JOÃO RAMALHO
Manuel da Nóbrega e José de Anchieta estudaram ambos na Universidade de
Coimbra, escreviam com desenvoltura e sabiam latim. Não teriam levado a
cabo a tarefa de plantar um colégio no alto da serra, porém, não fosse a
colaboração de uma dupla bem mais tosca: o português João Ramalho e o
índio Tibiriçá. Como é que João Ramalho veio dar com os costados no
Brasil é um mistério. Seria um náufrago? Um degredado dos que as naus
lusitanas costumavam largar nas terras recém-descobertas? Calcula-se que
tenha chegado por volta de 1510. Em 1532, ano da vinda de Martim Afonso
de Sousa, comandante da pioneira expedição “colonizadora” enviada pelo
governo de Lisboa, ele já era, serra abaixo, em São Vicente, e serra
acima, no planalto conhecido pelos índios como “Piratininga”, uma
espécie de chefe do pedaço.
João Ramalho vivia entre os índios da região, com quem firmou
parcerias que lhes garantiam vantagens nas guerras e nos negócios. Os
negócios podiam ser de troca com outros grupos de índios mas também — e
daí a importância de um europeu a comandá-los — de comércio de
mercadorias ou de escravos para as expedições que passavam pelo litoral
hoje paulista em direção ao Rio da Prata. Entre os índios aliados de
João Ramalho, destaca-se o cacique Tibiriçá, tido como o principal dos
líderes nativos na região. João Ramalho tomou como esposa, ou pelo menos
como uma das esposas, talvez a principal, uma filha de Tibiriçá,
Bartira. Formou-se então entre eles uma aliança de sangue que, se tem
valor entre outras gentes, entre os índios tem mais ainda. É para toda a
vida, e para o que der e vier.
O prestígio e a autoridade de João Ramalho garantiram uma boa
acolhida a Martim Afonso, em 1532. Tibiriçá ajudou, e tomou-se de tais
amores pelo comandante português, que quando foi batizado, e teve de
optar por um nome cristão, escolheu o de Martim Afonso Tibiriçá. João
Ramalho ainda prestou um favor extra a Martim Afonso: conduziu-o pelas
trilhas que levavam ao alto da serra. A partir daí, os colonizadores
ficaram sabendo que lá em cima se estendiam terras mais povoadas, mais
férteis e mais ricas de promessas do que a estreita faixa litorânea em
que se apertam as ilhas de São Vicente e Santo Amaro.
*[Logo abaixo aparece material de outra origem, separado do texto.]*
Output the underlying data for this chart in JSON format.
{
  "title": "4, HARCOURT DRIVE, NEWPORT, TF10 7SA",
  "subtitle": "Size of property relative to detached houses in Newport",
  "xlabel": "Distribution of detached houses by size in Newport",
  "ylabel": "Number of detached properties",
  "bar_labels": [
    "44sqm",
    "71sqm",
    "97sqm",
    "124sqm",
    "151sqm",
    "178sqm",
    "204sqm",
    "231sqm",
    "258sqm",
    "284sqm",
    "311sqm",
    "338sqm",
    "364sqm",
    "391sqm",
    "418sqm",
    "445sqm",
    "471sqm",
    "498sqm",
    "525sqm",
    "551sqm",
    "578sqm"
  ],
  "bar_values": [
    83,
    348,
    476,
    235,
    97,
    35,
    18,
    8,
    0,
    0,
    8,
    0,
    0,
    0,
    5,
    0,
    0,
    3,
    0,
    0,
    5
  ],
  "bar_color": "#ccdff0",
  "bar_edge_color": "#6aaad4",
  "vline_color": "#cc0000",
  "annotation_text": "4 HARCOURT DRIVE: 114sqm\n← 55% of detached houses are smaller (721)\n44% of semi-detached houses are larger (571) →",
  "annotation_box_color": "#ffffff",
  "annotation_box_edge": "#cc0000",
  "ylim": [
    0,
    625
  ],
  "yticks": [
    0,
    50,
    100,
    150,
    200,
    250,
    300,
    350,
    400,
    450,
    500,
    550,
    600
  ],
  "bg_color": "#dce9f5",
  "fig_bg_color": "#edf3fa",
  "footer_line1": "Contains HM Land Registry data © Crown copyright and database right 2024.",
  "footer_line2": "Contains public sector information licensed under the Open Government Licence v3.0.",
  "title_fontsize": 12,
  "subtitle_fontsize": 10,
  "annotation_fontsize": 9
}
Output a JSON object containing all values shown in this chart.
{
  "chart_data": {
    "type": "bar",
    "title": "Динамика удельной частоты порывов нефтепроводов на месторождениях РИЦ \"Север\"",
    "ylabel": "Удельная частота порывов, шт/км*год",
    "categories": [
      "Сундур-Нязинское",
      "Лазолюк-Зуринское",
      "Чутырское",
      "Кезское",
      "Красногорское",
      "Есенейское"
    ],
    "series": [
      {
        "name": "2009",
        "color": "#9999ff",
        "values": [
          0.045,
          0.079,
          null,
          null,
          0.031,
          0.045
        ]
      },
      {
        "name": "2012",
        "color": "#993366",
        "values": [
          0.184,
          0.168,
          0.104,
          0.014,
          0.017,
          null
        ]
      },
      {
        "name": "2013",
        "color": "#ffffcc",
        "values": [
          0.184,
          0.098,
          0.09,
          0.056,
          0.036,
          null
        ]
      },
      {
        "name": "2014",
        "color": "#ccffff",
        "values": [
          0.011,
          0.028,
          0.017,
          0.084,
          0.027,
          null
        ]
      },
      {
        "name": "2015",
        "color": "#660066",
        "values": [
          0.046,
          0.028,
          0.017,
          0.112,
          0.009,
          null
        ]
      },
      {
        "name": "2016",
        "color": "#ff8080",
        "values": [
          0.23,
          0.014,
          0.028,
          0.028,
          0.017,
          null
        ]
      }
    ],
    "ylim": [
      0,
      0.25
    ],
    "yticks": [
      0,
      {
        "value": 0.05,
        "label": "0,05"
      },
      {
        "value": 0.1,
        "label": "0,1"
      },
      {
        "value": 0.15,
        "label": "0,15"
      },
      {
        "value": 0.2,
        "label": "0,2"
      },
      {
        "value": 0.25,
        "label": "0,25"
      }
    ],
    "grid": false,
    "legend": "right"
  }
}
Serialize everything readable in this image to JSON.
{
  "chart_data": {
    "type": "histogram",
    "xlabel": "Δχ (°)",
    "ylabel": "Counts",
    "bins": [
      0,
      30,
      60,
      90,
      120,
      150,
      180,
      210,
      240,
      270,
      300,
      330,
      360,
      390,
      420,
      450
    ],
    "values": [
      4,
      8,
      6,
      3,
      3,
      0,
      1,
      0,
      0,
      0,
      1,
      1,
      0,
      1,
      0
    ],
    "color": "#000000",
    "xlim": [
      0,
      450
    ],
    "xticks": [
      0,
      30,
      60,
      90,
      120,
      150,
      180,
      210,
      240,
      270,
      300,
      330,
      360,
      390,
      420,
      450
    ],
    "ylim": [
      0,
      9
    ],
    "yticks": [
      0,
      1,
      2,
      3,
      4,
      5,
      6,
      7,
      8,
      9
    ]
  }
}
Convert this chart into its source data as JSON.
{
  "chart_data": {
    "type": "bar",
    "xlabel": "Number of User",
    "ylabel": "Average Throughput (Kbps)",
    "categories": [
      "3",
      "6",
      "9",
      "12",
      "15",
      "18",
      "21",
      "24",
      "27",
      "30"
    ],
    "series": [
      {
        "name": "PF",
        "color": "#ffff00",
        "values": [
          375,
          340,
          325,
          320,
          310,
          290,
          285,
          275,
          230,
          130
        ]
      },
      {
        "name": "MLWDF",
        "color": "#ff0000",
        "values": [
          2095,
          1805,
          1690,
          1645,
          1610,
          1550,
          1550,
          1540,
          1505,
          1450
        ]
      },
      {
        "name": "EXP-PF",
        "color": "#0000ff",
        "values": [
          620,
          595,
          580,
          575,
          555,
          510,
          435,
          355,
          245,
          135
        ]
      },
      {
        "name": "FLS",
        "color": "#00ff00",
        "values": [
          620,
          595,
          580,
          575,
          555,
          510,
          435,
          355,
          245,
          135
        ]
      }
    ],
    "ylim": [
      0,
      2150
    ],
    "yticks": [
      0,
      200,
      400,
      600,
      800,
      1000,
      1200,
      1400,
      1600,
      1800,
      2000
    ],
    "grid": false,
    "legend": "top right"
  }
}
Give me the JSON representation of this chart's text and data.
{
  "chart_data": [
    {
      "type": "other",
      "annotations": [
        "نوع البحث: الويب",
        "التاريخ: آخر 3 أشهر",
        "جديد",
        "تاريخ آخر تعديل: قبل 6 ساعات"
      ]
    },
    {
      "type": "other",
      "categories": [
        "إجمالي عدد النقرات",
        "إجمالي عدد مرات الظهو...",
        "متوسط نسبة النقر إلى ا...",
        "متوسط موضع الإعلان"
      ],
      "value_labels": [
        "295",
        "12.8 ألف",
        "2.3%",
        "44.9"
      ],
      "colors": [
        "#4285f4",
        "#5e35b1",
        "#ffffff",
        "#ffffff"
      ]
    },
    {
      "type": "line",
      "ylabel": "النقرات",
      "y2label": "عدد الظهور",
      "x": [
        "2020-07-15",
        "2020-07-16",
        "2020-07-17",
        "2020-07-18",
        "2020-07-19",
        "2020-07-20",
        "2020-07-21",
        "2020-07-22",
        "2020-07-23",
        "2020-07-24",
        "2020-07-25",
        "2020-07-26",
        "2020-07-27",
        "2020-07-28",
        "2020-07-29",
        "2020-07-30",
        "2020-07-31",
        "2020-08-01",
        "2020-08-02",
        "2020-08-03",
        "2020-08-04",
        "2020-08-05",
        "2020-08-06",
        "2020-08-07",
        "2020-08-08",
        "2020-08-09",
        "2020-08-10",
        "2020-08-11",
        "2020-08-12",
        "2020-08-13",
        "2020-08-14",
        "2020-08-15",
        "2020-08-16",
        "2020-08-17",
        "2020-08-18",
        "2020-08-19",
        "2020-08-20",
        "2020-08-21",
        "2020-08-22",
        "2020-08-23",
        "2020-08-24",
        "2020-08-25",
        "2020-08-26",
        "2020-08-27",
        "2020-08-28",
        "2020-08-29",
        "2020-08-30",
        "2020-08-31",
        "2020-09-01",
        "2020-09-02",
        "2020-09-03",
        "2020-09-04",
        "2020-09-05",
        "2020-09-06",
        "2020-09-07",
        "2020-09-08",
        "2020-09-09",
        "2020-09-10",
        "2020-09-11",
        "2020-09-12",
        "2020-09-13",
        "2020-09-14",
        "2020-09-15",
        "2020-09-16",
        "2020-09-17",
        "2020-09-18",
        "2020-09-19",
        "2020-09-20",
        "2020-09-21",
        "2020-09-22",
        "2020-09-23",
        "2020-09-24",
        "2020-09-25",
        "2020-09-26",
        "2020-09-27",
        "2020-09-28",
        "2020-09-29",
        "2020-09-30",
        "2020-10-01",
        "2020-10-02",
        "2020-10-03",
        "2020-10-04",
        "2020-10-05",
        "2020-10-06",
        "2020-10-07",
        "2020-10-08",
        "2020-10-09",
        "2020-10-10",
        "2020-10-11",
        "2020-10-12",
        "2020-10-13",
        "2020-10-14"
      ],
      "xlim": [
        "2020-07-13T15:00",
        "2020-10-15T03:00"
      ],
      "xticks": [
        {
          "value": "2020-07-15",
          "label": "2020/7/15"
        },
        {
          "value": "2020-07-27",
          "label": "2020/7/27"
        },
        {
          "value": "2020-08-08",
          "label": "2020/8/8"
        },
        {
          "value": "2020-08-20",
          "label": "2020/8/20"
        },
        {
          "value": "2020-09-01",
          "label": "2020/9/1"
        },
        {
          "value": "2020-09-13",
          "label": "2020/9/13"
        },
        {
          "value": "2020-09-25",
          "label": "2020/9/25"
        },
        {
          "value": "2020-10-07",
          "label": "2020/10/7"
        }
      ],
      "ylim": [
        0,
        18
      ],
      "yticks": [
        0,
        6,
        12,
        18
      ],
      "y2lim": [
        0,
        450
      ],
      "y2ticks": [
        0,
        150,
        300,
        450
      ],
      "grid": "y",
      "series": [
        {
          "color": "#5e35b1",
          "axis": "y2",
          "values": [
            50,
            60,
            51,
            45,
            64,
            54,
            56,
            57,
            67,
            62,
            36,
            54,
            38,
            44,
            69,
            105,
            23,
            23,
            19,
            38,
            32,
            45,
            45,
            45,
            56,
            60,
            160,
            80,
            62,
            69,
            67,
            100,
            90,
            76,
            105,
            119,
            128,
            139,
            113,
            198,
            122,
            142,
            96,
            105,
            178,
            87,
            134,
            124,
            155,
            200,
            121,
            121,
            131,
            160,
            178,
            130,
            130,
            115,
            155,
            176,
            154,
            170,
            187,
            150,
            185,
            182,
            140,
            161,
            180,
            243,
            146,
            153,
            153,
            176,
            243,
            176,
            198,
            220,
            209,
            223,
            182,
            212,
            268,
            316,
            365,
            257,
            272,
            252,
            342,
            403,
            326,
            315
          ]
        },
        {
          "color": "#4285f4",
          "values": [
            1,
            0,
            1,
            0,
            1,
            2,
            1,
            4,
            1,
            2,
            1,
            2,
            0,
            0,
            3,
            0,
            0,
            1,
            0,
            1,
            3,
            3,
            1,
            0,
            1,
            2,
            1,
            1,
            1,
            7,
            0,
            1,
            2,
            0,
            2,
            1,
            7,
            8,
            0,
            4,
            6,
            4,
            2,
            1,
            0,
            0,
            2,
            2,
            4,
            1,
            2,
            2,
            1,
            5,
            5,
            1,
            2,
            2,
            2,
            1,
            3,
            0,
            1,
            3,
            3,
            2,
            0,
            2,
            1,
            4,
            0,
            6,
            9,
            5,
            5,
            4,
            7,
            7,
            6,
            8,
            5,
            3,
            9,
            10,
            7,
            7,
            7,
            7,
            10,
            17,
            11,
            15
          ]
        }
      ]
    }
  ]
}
Foi uma prévia do amparo que, vinte anos depois, se ofereceria a
Nóbrega e Anchieta. A relação dos padres com João Ramalho foi
conflitada. Eles o enxergavam como um bruto que andava nu, tinha várias
mulheres e não respeitava os mandamentos cristãos, conforme se lê em
suas cartas. Mas, ao mesmo tempo, apoiavam-se nele, e sem ele, e sem
Tibiriçá, o projeto em que estavam envolvidos teria viabilidade zero.
Tibiriçá, que se supõe ter sido chefe de uma aldeia estabelecida onde
hoje é o Largo de São Bento, arregimentou os índios que viriam morar
perto e seriam doutrinados pelos jesuítas. Ele e João Ramalho garantiram
a segurança do local contra a investida de eventuais contrários.
Em 1562, deu-se um ataque que por pouco não risca do mapa a
incipiente São Paulo. Segundo detalhado relato de Anchieta, uma
coligação de nativos descontentes investiu sobre o povoado, manteve-o
sob cerco durante dois dias e chegou a avançar sobre o quintal dos
jesuítas. João Ramalho tomou a si a tarefa de comandar a resistência. E
Tibiriçá revelou-se, nela, o mais valoroso dos combatentes. O cacique,
chamado por Anchieta de “fundador e conservador da casa de Piratininga”,
morreu naquele mesmo ano. Seus restos encontram-se na cripta da
Catedral da Sé. João Ramalho morreu em 1580, em avançada idade. É o
fundador da dinastia de mamelucos que, no século seguinte, terá lugar de
destaque na empreitada comercial-militar conhecida como “bandeira”.